There's a frenzy going on for the croissant-doughnut hybrid called a Cronut that went on sale in limited quantities about three weeks ago at the tiny Manhattan shop of French chef Dominique Ansel. Cronut lusters began lining up almost from the start after word spread on blogs. They're now 100 strong most mornings for the chance to nab the quirky, fried treats, including some who show up at 6 a.m., two hours before the door opens at the Dominique Ansel Bakery in SoHo.

But Pittsburghers needn't travel so far, nor stand in lines so long for a similar treat.

Oakmont Bakery, recently voted America's Best Bakery by Bake Magazine, has developed its own version — a Doughsant.
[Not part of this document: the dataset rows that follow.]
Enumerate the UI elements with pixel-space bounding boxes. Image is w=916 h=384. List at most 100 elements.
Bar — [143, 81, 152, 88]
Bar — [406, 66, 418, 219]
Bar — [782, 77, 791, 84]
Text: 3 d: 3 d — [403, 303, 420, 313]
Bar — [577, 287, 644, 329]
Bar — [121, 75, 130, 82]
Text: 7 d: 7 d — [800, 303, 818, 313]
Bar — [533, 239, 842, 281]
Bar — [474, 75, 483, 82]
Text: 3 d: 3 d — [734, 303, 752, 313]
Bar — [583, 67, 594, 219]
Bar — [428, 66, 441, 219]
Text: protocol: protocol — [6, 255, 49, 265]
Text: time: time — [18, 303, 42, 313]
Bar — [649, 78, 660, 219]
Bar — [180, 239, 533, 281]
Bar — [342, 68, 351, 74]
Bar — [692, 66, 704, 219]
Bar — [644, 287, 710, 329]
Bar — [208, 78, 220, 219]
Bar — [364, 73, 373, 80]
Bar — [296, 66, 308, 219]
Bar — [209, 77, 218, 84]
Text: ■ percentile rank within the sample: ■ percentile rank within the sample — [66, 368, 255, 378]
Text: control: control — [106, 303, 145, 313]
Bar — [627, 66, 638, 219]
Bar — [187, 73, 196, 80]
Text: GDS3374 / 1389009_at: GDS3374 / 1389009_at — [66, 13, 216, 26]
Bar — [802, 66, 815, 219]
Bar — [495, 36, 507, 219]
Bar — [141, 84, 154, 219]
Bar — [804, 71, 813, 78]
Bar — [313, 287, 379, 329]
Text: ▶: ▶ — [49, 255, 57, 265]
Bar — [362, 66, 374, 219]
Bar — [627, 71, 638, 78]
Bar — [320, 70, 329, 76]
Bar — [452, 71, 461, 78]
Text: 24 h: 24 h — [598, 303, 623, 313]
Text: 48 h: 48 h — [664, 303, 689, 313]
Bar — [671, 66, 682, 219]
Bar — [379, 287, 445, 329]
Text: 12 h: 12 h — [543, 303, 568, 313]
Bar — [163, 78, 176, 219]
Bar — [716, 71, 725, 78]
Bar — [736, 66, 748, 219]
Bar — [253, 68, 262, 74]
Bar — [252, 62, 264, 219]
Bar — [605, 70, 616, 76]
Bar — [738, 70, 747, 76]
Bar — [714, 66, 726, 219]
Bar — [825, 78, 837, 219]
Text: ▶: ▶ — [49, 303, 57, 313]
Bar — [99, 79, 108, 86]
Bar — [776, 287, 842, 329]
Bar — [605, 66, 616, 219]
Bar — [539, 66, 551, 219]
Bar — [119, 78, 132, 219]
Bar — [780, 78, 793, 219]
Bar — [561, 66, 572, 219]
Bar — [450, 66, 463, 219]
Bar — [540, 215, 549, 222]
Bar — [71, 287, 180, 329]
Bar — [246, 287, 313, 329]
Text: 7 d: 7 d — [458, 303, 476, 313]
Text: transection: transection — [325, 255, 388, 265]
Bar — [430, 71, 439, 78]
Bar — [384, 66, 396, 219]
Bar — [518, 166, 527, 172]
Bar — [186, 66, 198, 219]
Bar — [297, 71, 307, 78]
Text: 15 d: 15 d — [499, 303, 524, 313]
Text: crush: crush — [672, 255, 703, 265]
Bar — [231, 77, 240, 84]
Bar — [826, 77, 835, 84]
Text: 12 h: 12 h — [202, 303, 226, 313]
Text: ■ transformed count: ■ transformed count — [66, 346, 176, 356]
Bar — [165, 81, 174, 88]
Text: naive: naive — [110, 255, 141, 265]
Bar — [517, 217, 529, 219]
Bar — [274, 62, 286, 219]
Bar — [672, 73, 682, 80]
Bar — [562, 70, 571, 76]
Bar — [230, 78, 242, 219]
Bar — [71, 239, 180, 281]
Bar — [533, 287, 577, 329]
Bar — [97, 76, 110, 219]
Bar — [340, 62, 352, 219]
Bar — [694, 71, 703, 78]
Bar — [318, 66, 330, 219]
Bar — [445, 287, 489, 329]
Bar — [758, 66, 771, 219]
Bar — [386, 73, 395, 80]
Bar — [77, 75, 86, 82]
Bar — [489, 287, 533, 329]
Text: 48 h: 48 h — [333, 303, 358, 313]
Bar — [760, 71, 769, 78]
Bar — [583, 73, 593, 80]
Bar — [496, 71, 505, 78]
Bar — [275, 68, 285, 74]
The absolutely addictive, made-from-scratch Doughsant is laminated and raised, cooked in pure vegetable oil, covered in honey glaze and drizzled with rolled fondant. It's worth the trip. Details: 412-826-1606

Sandwich week

Thirteen North Side restaurants will offer their most popular signature sandwiches during Sandwich Week, June 17-23, and invite diners to vote for their favorite. Sandwiches will be available all week at restaurants sporting a Sandwich Week banner. Or they can be tried all at once at the North Side Sandwich Sampler from 6 to 9 p.m. June 20 at the Allegheny Elks Lodge No. 339. Attendees and celebrity judges will pick the next North Side Sandwich King or Queen. Tickets are $25, with a portion benefitting Rox Performance Academy, which provides free music lessons and instruments to North Side children.

Participating restaurants include: Atria's, James Street Gastropub and Speakeasy, Bistro to Go, El Burro, Peppi's, The Little Deli/Modern Cafe, Penn Brewery, Benjamin's, Max's Allegheny Tavern, The Deli on North Avenue, Allegheny Elks Lodge No. 339, Rumerz Sports Bar and Grill, and Monterey Pub. Details: www.sandwichweek.pittsburghnorthside.com

Substituting with olive oil

Olive oil is high in monounsaturated fat and is believed to have other health benefits, including antioxidants. Olive oil is sometimes used as a substitute for butter in baking, particularly for vegans. Still, there are differences between olive and vegetable oil in cooking:

Taste. There are rustic-style cakes that use olive oil, but the flavor of olive oil is distinctive. It might not work in all sweet dishes.

Price. Depending on the quality, olive oil generally costs more than vegetable oil.

Smoke point. Oils vary in how they handle heat. Olive oil has a low smoke-point, meaning that it breaks down and can be a fire hazard at higher temperatures. Oils like peanut or canola oil can handle higher temperatures better. While that isn't an issue with baking, you wouldn't want to deep-fry with olive oil.